The record I keep of how many times I've been intimate with my wife
reminds me of how things have changed in our life. Seeing trends go up
and being able to do more of what you enjoy is fantastic. It's easy to
read that as I must be doing everything right. It also makes it easy
to say that I must be doing things wrong when the numbers go down. The
numbers need to be seen in the proper context, but digits on a
spreadsheet don't say very much. They are clear about a very specific
event, but they say nothing about what was going on in every other
part of my life.

This rooted in the past orientation that I've been in for a couple of
years is really an issue of poor data interpretation. I hit a dip in a
few measures and started obsessing over the fact I hit a dip rather
than incorporating that trend into a broader time frame. I never dealt
with anxiety or similar feelings before that January, at least not to
the depth and duration that I hit in January 2020. I had always been
able to engage the problem and move beyond it. I wasn't able to do
that so much in January. I didn't solve my own problems so they kind
of lingered. I accepted the lessons and made some changes in how I
approached work, but the stress and anxiety stuck around. The world
didn't help, but I didn't really help myself either.

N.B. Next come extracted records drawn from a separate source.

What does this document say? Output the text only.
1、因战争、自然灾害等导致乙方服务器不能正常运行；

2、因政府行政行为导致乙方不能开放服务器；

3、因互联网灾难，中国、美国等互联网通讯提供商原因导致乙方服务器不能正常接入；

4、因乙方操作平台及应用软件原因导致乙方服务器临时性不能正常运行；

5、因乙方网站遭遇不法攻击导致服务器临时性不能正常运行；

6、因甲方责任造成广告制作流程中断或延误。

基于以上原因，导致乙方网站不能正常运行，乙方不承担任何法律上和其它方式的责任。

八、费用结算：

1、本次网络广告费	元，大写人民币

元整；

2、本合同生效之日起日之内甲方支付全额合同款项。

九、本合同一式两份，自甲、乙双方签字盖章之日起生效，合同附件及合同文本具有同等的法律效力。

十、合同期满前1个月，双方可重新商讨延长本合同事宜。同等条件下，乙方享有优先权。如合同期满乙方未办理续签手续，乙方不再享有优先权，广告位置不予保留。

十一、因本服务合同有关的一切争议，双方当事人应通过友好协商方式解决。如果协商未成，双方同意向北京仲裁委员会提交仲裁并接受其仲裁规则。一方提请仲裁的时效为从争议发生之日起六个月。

Bookshelf Zero keeps me pointed towards my past too. My books have
always been something that I enjoy having around. If I read them
great, if not, that's fine too. I made some choices to buy books in
the past, the choice to read that book was a choice for the future.
Bookshelf Zero makes reading all those books a sign of progress. A
year I read more books than I buy is successful while a year in which
I fail to achieve that goal is a failure. That's a 100% self-imposed
performance metric. Should I celebrate reading a book, no matter how
it came to me, or chide myself for reading a book that I just bought
or some book I got from the library rather than clicking another book
off my shelf? There are good reasons for both, but I feel like this is
also a question of data interpretation. It's the story I tell myself
about my reading habit that matters.

I feel like I've kind of built my own emotional prison (a bit
dramatic, but it was the first thing that came to mind). I put myself
here, I have the ability to get myself out. Let's start now. I saw
that a former colleague has a new title. He's in the space where I
used to toil. I felt a small pang that he was having that success that
I'm not, but then I had to ask myself why that matters. I made the
choice to leave that organization. I'm doing something new now. That's
what matters. I need to stop revisiting places where I used to do
things and put my energy on where I am now. I'm building a new life.
I'm sitting outside, by my pool, writing this entry at 11 pm on a
Monday night in December. In short sleeves. And it's super
comfortable. This is what matters now. The fact that Jim is a Team
Lead is great for him, irrelevant to me. I miss my old organization,
but that organization is dead. It's time to look ahead.